The telephoto cameras they’ve been a fixture in smartphones dating back to 2016, with modern optical zooms limited to a long but fixed 10x range. Sony has also innovated in this area with the Xperia 1 IV, introducing a continuous zoom telephoto camera, capable of shooting at a variety of native zoom factors. This means that separate telephoto/periscope cameras are not needed.

Heape believes that future phones could ditch the dedicated telephoto camera in favor of a main camera that doubles as a telephoto lens.

I think best of all, it can reduce the complexity of the camera system.
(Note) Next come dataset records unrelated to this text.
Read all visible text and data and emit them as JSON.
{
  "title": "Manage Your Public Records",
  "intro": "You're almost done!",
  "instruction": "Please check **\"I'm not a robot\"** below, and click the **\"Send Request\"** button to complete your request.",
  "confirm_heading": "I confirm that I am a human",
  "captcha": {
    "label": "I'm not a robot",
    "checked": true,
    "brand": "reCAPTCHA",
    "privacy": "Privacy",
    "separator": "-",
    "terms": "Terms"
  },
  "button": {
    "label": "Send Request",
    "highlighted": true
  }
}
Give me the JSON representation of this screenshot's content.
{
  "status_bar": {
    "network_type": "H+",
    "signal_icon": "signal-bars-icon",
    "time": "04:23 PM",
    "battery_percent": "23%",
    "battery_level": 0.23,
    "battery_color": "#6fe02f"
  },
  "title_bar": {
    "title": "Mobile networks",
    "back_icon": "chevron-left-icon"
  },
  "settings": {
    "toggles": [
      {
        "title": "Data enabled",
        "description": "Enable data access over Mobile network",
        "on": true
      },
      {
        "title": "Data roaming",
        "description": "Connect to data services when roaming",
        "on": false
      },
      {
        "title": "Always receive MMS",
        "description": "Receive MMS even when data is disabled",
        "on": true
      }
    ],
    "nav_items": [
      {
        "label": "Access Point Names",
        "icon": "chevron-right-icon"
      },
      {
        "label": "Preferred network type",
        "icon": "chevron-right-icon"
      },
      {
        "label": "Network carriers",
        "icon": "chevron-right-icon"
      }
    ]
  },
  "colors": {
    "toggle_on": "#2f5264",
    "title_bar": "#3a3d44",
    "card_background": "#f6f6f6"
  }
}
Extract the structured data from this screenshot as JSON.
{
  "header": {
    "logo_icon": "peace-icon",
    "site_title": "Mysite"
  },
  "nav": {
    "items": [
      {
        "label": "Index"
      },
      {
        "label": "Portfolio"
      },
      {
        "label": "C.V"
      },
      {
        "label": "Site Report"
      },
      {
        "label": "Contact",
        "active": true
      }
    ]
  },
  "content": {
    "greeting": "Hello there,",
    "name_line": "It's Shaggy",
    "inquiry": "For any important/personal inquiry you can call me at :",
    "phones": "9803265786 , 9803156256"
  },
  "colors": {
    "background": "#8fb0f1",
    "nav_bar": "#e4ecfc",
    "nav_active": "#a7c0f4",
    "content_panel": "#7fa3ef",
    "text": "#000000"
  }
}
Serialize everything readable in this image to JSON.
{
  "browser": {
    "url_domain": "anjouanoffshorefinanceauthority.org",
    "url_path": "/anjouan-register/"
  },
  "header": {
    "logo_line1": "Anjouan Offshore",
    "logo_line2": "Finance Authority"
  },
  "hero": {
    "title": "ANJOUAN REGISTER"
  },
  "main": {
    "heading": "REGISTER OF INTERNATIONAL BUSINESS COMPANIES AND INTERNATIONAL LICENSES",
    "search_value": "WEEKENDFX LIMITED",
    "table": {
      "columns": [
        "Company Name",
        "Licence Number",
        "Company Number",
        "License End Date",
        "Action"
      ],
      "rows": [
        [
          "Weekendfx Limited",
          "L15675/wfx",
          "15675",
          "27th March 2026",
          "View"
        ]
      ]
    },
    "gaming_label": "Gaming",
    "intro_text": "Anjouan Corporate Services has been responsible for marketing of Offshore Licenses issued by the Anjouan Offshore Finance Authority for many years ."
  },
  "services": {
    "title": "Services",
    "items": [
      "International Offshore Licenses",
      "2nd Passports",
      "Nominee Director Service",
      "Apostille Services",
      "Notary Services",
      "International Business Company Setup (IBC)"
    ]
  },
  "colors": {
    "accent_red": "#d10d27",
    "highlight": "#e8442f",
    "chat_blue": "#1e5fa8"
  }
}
Whereas three cameras are now needed, such as a wide angle, an ultra wide angle and a telephoto lens.

If you can have true optical zoom, maybe you can combine wide angle and telephoto in one camera, and have only two cameras and simplify the camera system, reduce power consumption, etc.

The next few years look bright for innovation in this space, between increasing sensor sizes and megapixel counts, potentially shrinking cameras thanks to variable telephoto technology, using AI to take care of more camera tasks and more advanced hardware.